Por Horacio Bernades
A Adam Sandler, el cómico más exitoso de Estados Unidos
junto con Jim Carrey, se lo ama o se lo detesta. Lo más frecuente
es que entre una y otra sensación no medie más que un gag
o una línea de diálogo. Formado en esa universidad cómica
del Saturday Night Live, es tal el éxito de sus películas
en Estados Unidos que Sandler es, a esta altura, tanto un cómico
como la cabeza de una formidable empresa, alrededor de quien se nuclean
productores, guionistas, realizadores y miembros de una troupe bastante
estable. Luego de La mejor de mis bodas, Un papá genial y El aguador,
El hijo del diablo es lo más nuevo de Sandler, y como en ella todo
está llevado a la enésima potencia lo más factible
es que quienes la vean amarán y odiarán al bueno de Adam
más que nunca.
A diferencia de las anteriores, que se mantenían dentro de una
cuerda realista, El hijo del diablo es una fantasía desatada en
la que Adam (¡qué nombre para el papel!) es, literalmente,
lo que el título indica. Versión masculina e infernal de
La cenicienta, el pequeño Nicky es el hijo menor, tierno y tontolón
de Belcebú (Harvey Keitel, obviamente menos envarado que en papeles
recientes), a quien sus malévolos hermanos disfrutan haciéndole
la vida imposible. Hasta el punto de que le dejaron la boca torcida para
siempre de un golpazo. Aparte de ese problema, que lo lleva a hablar durante
toda la película como una versión exagerada de Bogart o
Holly Hunter, Little Nicky lleva un mechón que le llueve casi hasta
la comisura derecha, completando una caracterización en ese estilo
crispado que es típico del Saturday Night Live.

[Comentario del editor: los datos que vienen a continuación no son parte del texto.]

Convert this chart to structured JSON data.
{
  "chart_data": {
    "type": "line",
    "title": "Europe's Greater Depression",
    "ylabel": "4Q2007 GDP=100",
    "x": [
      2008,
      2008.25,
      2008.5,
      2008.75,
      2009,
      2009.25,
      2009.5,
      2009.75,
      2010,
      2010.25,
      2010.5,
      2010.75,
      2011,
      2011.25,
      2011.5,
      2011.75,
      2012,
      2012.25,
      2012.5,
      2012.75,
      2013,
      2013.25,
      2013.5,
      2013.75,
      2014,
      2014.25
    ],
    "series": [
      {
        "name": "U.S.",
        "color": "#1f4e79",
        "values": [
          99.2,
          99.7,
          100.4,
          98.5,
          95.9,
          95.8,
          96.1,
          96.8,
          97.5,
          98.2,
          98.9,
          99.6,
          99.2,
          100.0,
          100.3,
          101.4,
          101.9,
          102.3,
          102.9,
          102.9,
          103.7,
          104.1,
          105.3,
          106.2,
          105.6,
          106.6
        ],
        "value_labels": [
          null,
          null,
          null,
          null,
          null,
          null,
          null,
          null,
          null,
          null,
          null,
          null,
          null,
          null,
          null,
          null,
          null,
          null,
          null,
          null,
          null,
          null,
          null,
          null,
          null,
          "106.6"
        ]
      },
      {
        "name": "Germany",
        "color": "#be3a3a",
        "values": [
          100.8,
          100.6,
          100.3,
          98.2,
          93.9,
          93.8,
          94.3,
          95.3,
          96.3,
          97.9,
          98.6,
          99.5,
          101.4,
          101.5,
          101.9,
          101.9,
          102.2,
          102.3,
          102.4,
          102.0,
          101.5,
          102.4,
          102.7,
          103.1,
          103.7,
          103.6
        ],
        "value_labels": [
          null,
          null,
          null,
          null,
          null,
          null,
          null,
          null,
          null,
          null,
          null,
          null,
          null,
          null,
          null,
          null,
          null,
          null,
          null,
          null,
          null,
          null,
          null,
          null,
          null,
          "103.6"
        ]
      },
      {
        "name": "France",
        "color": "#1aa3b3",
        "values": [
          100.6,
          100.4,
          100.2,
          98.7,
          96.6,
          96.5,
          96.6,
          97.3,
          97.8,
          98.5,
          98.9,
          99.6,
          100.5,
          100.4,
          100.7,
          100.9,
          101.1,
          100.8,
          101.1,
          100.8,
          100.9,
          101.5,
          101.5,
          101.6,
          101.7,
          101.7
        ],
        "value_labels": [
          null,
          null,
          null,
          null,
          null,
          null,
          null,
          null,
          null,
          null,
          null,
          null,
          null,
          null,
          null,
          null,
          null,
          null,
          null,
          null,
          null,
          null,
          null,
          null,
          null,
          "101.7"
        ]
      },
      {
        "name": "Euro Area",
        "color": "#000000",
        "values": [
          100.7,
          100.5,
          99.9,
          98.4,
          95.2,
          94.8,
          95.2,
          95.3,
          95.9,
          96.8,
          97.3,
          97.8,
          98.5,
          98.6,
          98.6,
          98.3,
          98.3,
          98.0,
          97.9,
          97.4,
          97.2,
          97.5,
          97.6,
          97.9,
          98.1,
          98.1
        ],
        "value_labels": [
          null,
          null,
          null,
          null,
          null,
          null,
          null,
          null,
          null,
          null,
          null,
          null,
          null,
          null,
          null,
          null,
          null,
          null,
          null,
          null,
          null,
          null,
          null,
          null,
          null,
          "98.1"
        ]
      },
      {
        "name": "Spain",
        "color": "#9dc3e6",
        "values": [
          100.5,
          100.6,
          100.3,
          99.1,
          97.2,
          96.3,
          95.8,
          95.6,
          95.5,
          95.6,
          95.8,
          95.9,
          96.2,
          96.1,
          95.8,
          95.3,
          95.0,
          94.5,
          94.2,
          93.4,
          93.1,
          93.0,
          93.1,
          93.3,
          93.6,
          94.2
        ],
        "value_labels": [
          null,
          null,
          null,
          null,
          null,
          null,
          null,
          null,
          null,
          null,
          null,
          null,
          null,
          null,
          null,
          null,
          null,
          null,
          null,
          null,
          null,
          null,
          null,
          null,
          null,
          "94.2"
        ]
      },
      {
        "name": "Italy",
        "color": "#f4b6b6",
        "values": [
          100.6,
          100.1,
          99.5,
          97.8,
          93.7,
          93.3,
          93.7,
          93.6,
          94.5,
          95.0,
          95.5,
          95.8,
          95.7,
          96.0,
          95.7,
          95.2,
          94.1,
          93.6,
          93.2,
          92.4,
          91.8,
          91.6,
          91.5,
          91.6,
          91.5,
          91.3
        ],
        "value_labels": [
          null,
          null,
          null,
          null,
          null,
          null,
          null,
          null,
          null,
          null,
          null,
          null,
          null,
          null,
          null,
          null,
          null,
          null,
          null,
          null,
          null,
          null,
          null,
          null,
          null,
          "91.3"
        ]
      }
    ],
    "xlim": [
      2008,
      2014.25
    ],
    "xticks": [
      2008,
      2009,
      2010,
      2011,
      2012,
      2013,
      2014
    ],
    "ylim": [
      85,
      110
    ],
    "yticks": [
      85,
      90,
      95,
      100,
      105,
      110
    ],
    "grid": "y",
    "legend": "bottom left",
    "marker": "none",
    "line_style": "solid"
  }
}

Ocurre que Papá Diablo se hartó del puesto y decidió
jubilarse, eligiendo como sucesor al lelo de Nicky. Su decisión
desata la guerra entre hermanos (aunque a los bibliotecarios les dé
urticaria, El hijo del diablo no es otra cosa que una versión guarra
de El rey Lear) y promueve el ascenso de Nicky a la Tierra, con la misión
de traer de regreso a los díscolos. Como en todas las películas
de Sandler, el hilo argumental es como un trinchete donde viene a insertarse
toda clase de gags, digresiones, chistes tontos y/o geniales y un montón
de referencias entre sarcásticas e hirientes a la actualidad, que
van armando, escena a escena, una chorreante brochette cinematográfica
donde el manjar y la trash food se anudan y entrelazan.
Hay papeles absolutamente subdesarrollados, como el de la noviecita que
incorpora Patricia Arquette, y otros casi geniales, como ese Luciferabuelo
juerguista (Rodney Dangerfield) o un par de metaleros inocentones y eternamente
sonrientes. Pero si hubiera que destacar un secundario debería
ser sin duda Beef, un bulldog parlanchín que hace las veces de
cicerone del protagonista por Nueva York. Hay cameos totalmente fallidos,
como el predicador gritón de Quentin Tarantino, y otros perfectos,
como las apariciones del comediante Henry Winkler y el mismísimo
Ozzy Ozbourne (todas las películas de Sandler suelen estar superpobladas
de amigotes). Del mismo modo, ciertas escenas estiradísimas (una
con los Globetrotters, en el Madison Square Garden) alternan con otras
extraordinarias, comocierto Paraíso final donde reinan, terriblemente,
unos ángeles rubios como Trillizas de Oro. Es posible que El hijo
del diablo sea la película más despareja del mundo. Pero
uno solo de sus mejores gags bien vale el precio de la entrada. Y no hay
uno, sino un montón de ellos.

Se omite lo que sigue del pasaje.